Pharmaceutical Business review

Applied Bio and FDA to study diabetes drug toxicity

In 2000, troglitazone (GlaxoSmithKline’s Rezulin) was withdrawn from the market due to severe liver toxicity with an unknown mechanism. Troglitazone and other currently marketed drugs, such as rosiglitazone (GlaxoSmithKline’s Avandia) and pioglitazone (Takeda and Eli Lilly’s Actos), are members of a popular class of insulin-sensitizing agents.

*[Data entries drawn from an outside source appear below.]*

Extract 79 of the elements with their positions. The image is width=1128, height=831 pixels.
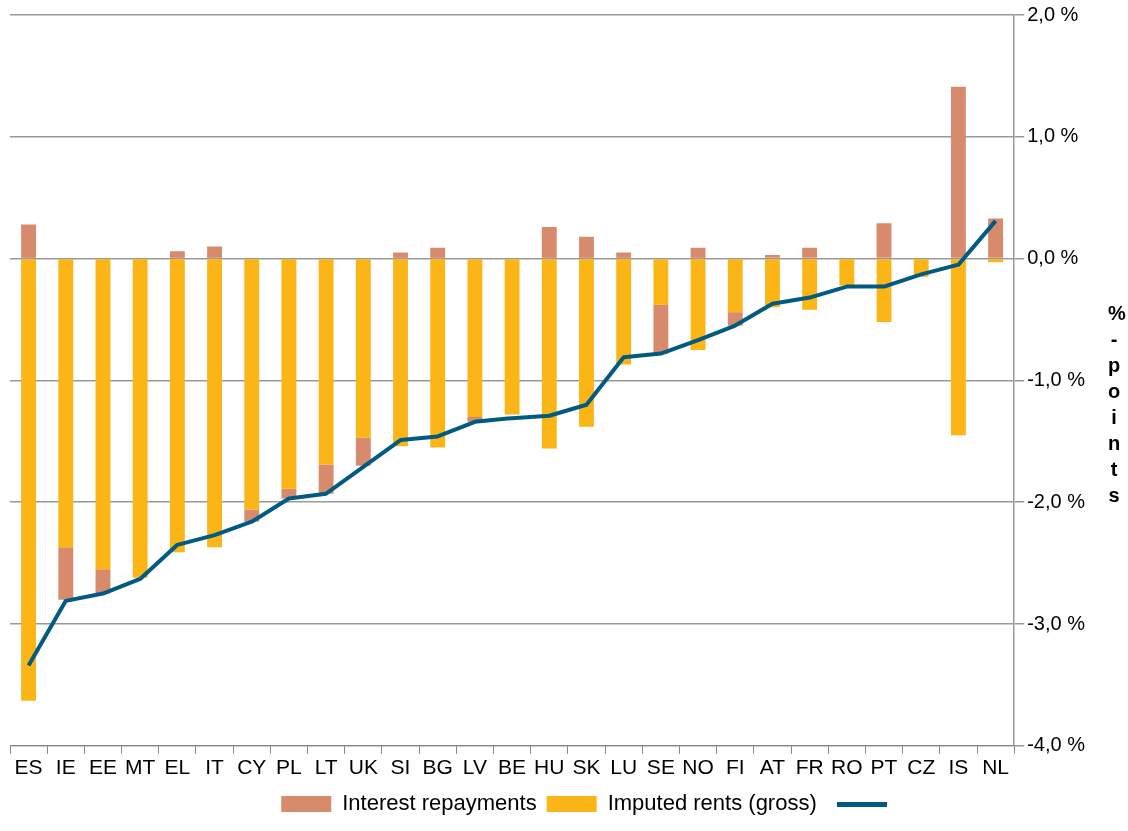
bar (765, 254, 780, 258)
x-tick-label: SI (390, 755, 411, 779)
x-tick-label: BE (498, 755, 527, 779)
bar (132, 259, 148, 578)
bar (21, 224, 37, 258)
bar (430, 247, 446, 258)
x-tick-label: HU (534, 755, 565, 779)
y-tick-label: -4,0 % (1027, 733, 1086, 756)
bar (21, 259, 37, 701)
legend-label: Imputed rents (gross) (607, 790, 817, 816)
x-tick-label: LU (610, 755, 638, 779)
x-tick-label: EL (164, 755, 191, 779)
x-tick-label: SE (646, 755, 675, 779)
y-tick-label: -3,0 % (1027, 611, 1086, 634)
bar (839, 259, 855, 286)
bar (988, 218, 1004, 258)
bar (504, 259, 520, 415)
x-tick-label: AT (759, 755, 786, 779)
x-tick-label: MT (125, 755, 156, 779)
bar (207, 259, 222, 548)
bar (802, 259, 818, 310)
bar (318, 259, 334, 465)
bar (281, 259, 297, 489)
x-tick-label: SK (572, 755, 601, 779)
bar (690, 259, 706, 350)
x-tick-label: IS (948, 755, 969, 779)
bar (950, 259, 966, 436)
bar (727, 259, 743, 313)
bar (169, 259, 185, 553)
x-tick-label: UK (348, 755, 378, 779)
bar (541, 259, 557, 449)
bar (393, 252, 408, 258)
x-tick-label: LV (462, 755, 487, 779)
bar (616, 259, 632, 365)
x-tick-label: EE (88, 755, 117, 779)
bar (616, 252, 632, 258)
x-tick-label: BG (422, 755, 453, 779)
bar (988, 259, 1004, 263)
bar (541, 226, 557, 258)
bar (207, 246, 222, 258)
bar (653, 259, 669, 305)
bar (802, 247, 818, 258)
bar (95, 259, 111, 570)
legend-label: Interest repayments (342, 790, 537, 816)
y-tick-label: -1,0 % (1027, 367, 1086, 390)
bar (765, 259, 780, 308)
bar (169, 251, 185, 258)
x-tick-label: NO (682, 755, 714, 779)
bar (393, 259, 408, 447)
bar (579, 236, 594, 258)
bar (579, 259, 594, 427)
x-tick-label: FI (725, 755, 745, 779)
x-tick-label: RO (831, 755, 863, 779)
y-tick-label: 1,0 % (1027, 124, 1079, 147)
bar (690, 247, 706, 258)
bar (58, 259, 74, 548)
x-tick-label: ES (14, 755, 43, 779)
x-tick-label: CZ (907, 755, 936, 779)
bar (355, 437, 371, 466)
x-tick-label: LT (314, 755, 338, 779)
y-tick-label: 0,0 % (1027, 246, 1079, 269)
bar (430, 259, 446, 448)
x-tick-label: CY (237, 755, 267, 779)
bar (653, 304, 669, 354)
y-axis-title: %-points (1108, 301, 1126, 508)
bar (58, 547, 74, 600)
bar (467, 259, 483, 417)
x-tick-label: FR (795, 755, 824, 779)
x-tick-label: PL (276, 755, 302, 779)
bar (244, 259, 260, 510)
bar (876, 223, 892, 258)
x-tick-label: NL (982, 755, 1010, 779)
x-tick-label: IT (205, 755, 225, 779)
y-tick-label: 2,0 % (1027, 2, 1079, 25)
y-tick-label: -2,0 % (1027, 489, 1086, 512)
bar (950, 86, 966, 258)
bar (355, 259, 371, 438)
x-tick-label: IE (55, 755, 76, 779)
x-tick-label: PT (870, 755, 898, 779)
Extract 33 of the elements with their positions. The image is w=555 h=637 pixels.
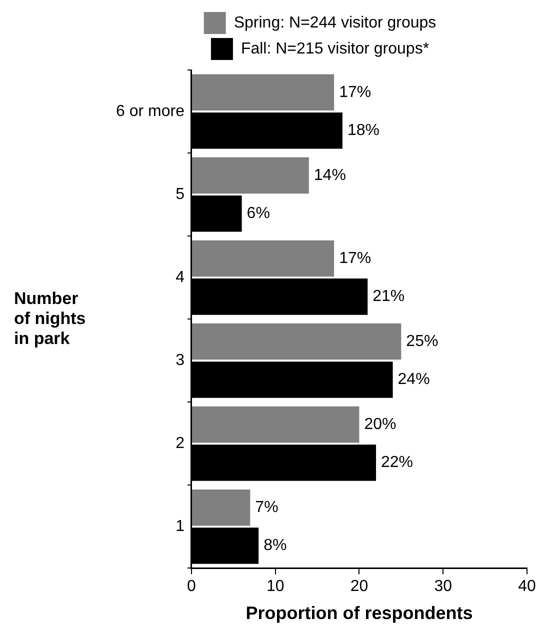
data-label: 24% xyxy=(398,371,430,388)
bar xyxy=(192,157,309,194)
y-tick-label: 4 xyxy=(176,268,185,286)
data-label: 18% xyxy=(347,122,380,140)
x-tick-label: 10 xyxy=(266,578,284,596)
y-axis-title: Number of nights in park xyxy=(14,288,86,348)
legend-label: Fall: N=215 visitor groups* xyxy=(240,40,430,58)
data-label: 20% xyxy=(364,416,396,433)
y-tick-label: 1 xyxy=(176,518,185,536)
x-tick-label: 20 xyxy=(350,578,368,596)
x-tick-label: 30 xyxy=(434,578,452,596)
bar xyxy=(192,74,334,111)
bar xyxy=(192,406,360,443)
data-label: 17% xyxy=(339,250,372,267)
y-tick-label: 6 or more xyxy=(116,102,185,120)
bar xyxy=(192,323,402,360)
data-label: 22% xyxy=(381,454,414,472)
data-label: 25% xyxy=(406,332,438,350)
x-tick-label: 40 xyxy=(518,578,536,596)
y-tick-label: 2 xyxy=(176,435,185,452)
data-label: 7% xyxy=(255,498,278,516)
bar xyxy=(192,240,334,277)
data-label: 21% xyxy=(372,288,405,306)
data-label: 6% xyxy=(246,205,270,222)
x-axis-title: Proportion of respondents xyxy=(246,603,473,624)
data-label: 8% xyxy=(264,537,287,554)
data-label: 17% xyxy=(339,84,372,101)
legend-label: Spring: N=244 visitor groups xyxy=(234,14,436,32)
y-tick-label: 5 xyxy=(176,186,185,203)
y-tick-label: 3 xyxy=(176,352,185,370)
x-tick-label: 0 xyxy=(187,578,196,596)
data-label: 14% xyxy=(314,166,346,184)
bar xyxy=(192,489,250,526)
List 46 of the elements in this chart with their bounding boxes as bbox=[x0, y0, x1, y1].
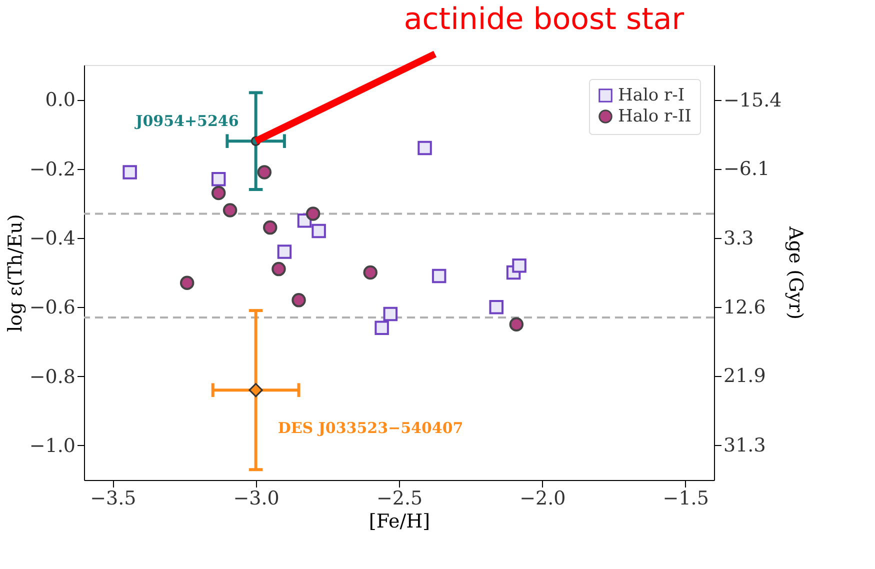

The mechanism for troglitazone’s hepatotoxicity is currently unknown, and it is also unknown whether or not agents in the same chemical class may cause similar gene expression changes that could lead to similar toxicity.

Under the terms of the collaboration, Applied Biosystems will investigate the molecular basis of liver toxicity associated with certain diabetes drugs using its proprietary technologies.

The National Center for Toxicological Research of the FDA (FDA/NCTR) plans to analyze the data collected by Applied Biosystems to identify specific genes and pathways associated with liver toxicity and use identified toxicity signatures from the data to predict the toxicity of future drugs in the same chemical class.

“Liver toxicity is a leading cause of drug removal from the market,” said William Murray, division president of the molecular biology division for Applied Biosystems. “We look forward to helping the FDA determine the reason for toxicity induced by troglitazone, and to identifying similarities or differences in the gene expression profile triggered by this drug and other marketed or investigational drugs in the same class.”